The Labour frontbench has put down an amendment to the Nuclear Financing Bill which would stop the automatic reimbursement of EDF for excess construction costs of the planned Sizewell C nuclear power plant. The amendment, put forward by Shadow Green New Deal and Energy Minister Alan Whitehead, has been defeated by the Conservative majority in the Commons, but will soon come up for a vote in the House of Lords.
The Nuclear Financing Bill sets up a so-called Regulated Asset Base (RAB) means of funding nuclear power. This means the constructors would be be paid for the construction costs before the plant was generating anything. It would save the constructors money whilst making the project a lot more expensive for the energy consumer in the (most likely) event that the project experienced considerable cost overruns.
Although the SNP has also put down useful amendments to make the Government publish details of the costs of the project, Labour’s proposed amendment is potentially significant in that it could, if taken literally, dissuade EDF from moving ahead with any deal to build Sizewell C. As Whitehead told the Commons, analysis of historical experience of building nuclear power plant it is a near certainty that there will be cost overruns on the project.
In fact Whitehead implied he was not trying to stop the project, but merely argued that cost overruns should not automatically be added to consumer bills.

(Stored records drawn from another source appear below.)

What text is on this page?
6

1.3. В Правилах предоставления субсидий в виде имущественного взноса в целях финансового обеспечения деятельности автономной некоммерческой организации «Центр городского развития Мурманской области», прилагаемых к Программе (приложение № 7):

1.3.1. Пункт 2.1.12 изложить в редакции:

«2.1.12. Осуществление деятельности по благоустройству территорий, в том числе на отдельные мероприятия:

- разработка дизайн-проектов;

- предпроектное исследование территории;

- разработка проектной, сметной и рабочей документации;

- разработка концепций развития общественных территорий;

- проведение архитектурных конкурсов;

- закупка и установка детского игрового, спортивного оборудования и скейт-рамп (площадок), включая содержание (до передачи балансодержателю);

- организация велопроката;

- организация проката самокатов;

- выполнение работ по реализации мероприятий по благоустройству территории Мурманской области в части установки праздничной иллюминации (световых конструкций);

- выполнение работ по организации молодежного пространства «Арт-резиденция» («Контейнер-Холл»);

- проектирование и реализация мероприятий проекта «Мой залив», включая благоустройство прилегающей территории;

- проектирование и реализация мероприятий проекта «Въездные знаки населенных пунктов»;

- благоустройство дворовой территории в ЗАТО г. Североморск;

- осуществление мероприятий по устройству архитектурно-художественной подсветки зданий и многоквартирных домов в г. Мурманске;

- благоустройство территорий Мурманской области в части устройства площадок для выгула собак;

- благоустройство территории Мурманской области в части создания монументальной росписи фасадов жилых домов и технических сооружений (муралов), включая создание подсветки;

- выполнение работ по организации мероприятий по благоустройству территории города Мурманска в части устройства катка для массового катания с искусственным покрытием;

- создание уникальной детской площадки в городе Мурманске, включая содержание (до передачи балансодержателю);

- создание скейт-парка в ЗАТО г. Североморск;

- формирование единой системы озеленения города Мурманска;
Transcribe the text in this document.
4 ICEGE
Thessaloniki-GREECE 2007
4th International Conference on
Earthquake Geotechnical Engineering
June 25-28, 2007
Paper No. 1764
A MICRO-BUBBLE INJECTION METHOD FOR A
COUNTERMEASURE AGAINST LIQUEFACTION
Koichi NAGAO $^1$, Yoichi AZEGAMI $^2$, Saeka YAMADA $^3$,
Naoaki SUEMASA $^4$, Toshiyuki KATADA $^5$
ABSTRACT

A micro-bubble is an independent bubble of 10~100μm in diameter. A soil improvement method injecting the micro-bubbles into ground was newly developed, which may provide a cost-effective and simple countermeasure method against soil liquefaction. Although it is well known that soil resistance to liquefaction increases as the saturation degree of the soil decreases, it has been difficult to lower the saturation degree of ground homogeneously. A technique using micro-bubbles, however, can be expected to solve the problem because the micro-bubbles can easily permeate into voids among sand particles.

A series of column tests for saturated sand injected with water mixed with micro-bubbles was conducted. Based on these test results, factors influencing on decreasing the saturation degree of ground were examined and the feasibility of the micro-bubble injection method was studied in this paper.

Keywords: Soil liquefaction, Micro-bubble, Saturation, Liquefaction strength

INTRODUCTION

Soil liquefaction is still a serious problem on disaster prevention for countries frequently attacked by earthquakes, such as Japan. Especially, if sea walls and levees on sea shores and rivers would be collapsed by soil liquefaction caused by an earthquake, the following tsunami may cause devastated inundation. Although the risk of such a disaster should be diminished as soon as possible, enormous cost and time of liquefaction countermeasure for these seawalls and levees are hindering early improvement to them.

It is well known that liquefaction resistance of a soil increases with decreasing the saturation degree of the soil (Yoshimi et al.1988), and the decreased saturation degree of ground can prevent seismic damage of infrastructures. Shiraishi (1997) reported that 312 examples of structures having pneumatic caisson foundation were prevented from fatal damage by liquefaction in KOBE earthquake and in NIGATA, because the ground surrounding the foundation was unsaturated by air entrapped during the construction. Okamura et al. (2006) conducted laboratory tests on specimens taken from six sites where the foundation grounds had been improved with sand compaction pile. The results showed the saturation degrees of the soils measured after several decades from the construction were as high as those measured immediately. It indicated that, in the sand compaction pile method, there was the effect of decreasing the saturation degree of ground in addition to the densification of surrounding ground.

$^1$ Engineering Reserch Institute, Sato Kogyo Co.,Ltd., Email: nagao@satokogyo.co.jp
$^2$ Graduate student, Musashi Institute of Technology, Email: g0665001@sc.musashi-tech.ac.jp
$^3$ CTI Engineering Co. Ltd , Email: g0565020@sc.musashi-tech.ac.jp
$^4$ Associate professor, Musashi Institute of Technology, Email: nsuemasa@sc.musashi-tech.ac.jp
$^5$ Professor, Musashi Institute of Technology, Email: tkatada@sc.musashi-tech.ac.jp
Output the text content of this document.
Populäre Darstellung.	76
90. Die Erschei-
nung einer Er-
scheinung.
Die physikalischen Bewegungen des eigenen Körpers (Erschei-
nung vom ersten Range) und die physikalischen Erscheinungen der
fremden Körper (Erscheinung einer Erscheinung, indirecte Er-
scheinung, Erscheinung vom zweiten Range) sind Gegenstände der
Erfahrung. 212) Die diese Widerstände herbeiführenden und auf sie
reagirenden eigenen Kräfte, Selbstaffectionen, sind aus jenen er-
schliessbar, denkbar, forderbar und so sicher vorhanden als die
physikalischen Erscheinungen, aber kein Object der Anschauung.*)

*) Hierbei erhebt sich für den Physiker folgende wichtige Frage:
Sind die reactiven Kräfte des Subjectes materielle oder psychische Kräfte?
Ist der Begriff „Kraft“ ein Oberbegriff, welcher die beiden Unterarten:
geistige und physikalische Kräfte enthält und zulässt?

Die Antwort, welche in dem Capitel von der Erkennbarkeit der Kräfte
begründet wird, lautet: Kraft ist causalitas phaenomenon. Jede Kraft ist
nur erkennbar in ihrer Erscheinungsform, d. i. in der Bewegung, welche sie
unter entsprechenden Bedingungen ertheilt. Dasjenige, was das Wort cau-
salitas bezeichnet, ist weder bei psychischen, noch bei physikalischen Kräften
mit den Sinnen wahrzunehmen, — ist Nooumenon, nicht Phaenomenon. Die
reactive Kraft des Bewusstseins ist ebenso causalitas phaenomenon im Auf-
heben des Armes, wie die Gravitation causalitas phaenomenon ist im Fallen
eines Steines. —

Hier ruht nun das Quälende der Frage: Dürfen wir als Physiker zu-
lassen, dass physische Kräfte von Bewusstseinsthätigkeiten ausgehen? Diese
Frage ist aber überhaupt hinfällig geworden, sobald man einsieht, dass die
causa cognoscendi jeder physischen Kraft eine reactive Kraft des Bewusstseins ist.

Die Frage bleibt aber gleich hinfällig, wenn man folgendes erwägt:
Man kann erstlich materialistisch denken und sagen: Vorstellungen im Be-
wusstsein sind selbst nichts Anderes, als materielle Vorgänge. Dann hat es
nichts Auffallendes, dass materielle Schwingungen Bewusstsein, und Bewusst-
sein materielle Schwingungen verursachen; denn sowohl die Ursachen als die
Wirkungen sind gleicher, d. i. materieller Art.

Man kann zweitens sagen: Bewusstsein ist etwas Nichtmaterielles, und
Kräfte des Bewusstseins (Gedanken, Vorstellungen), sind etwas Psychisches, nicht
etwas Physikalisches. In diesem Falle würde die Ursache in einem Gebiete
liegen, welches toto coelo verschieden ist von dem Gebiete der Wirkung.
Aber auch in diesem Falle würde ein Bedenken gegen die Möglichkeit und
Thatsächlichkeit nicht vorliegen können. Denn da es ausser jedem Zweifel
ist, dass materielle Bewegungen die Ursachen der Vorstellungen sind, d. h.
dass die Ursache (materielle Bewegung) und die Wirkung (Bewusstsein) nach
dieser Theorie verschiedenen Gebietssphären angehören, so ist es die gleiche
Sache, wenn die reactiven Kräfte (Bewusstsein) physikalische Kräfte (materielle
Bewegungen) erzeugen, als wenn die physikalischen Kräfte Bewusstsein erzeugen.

If there were cost overruns then the Government could find the extra money to pay for the project from some other source.
Amongst other things, the SNP amendments asked that the Government should have to make public whether Sizewell C was being given a guarantee that its generation would be paid a minimum price for each MWh produced. Labour also sought to block nuclear power plant being owned by foreign companies, although it was argued this would not affect Sizewell C.
Labour joined forces with the Conservatives to vote through the Bill on the Third Reading, with the SNP, the Liberal Democrats and the Green Party whipping against the Bill.
It ought to seem strange that at the very time there is concern about increased energy bills and strident calls to cut back on green levies from some Tory MPs, the very same MPs are unquestioningly voting through a piece of legislation that will add substantial sums onto consumer bills. EDF has said that Sizewell C will cost £20 billion. Considering that interest charges and also cost overruns will have to be added to this sum the total cost may very plausibly amount to £30 billion or more – and that represents more than £1000 for each household in the UK.
The amount of energy generated by Sizewell C will only be of the order of the next tranche of renewable energy projects (to be issued in the coming moths) that will cost the consumer effectively nothing. By contrast Sizewell C will likely not even be seriously begun until Hinkley C is completed (2027?) which means a 2035 or later start. The UK could have deployed a lot more renewable energy by then of course at much lower cost. The current nuclear crisis in France demonstrates how unreliable nuclear power can be.
Bill Bordass, Research and Policy Adviser for the Usable Buildings Trust said: ‘Surely the only sensible way to curb Sizewell C is to scrap it entirely? It is just good money after bad.’
The Commons debate details can be seen here. The House of Lords is due to vote on the Bill in the coming days.